Vagina fungal infection is not classed as a sexually transmitted infection (STI), but it can be triggered by sex.
It is caused by a fungus called candida that is normally harmless.
It tends to grow in warm, moist conditions and develops if the balance of bacteria changes.
This can happen if:
- your skin is irritated or damaged
- you’re taking antibiotics unsupervised
- you have poorly controlled diabetes
- you’re pregnant
- you have a weakened immune system (for example, because of HIV or chemotherapy)
- you’re having hormone replacement therapy (HRT)
Do’s
- use water instead of soap to wash the affected area
- dry properly after washing
- wear cotton underwear
- avoid sex until infection has cleared up if sex is uncomfortable
Don’t
- do not use soaps or shower gels
- do not use douches or deodorants on your vagina or penis
- do not wear tight underwear or tights
See a gynaecologist if :
- you have the symptoms of fungal infection for the first time
- you’re under 16 or over 60
- infection keeps coming back (more than 4 times in 12 months)
- treatment has not worked
- you’re pregnant or breastfeeding
- you have a weakened immune system – for example, because of diabetes, HIV or chemotherapy
What happens at your appointment
The gynaecologist will want to confirm it’s fungal and rule out other infections.
You’ll be asked about your symptoms and you will need an external or internal examination of your vagina.
If it’s not clear it’s fungal, you may need further tests and a cotton bud may be wiped over the discharge to test for other infections
Treatment
You’ll usually need antifungal medicine to get rid of the infection.
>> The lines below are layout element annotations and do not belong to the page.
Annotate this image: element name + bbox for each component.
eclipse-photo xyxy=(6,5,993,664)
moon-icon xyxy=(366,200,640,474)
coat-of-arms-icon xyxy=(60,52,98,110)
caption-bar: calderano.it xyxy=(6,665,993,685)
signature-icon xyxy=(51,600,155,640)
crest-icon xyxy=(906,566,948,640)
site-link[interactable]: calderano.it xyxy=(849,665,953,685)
This can be a tablet you take, a tablet you insert into your vagina (pessary) or a cream to relieve the irritation.
It should clear up within 7 to 14 days of starting treatment.
You do not need to treat partners unless they have symptoms.
Recurring vaginal fungal infection
You might need to take treatment for longer (for up to 6 months) if you keep getting it (you get it more than 4 times in 12 months).
A gynaecologist can help identify if something is causing your infection. They’ll recommend how often you should use treatment. You should not use antifungal medicine without supervision from your gynaecologist.
If you have sex during treatment, be aware that antifungal creams can damage condoms and diaphragms. This means your contraception might not work.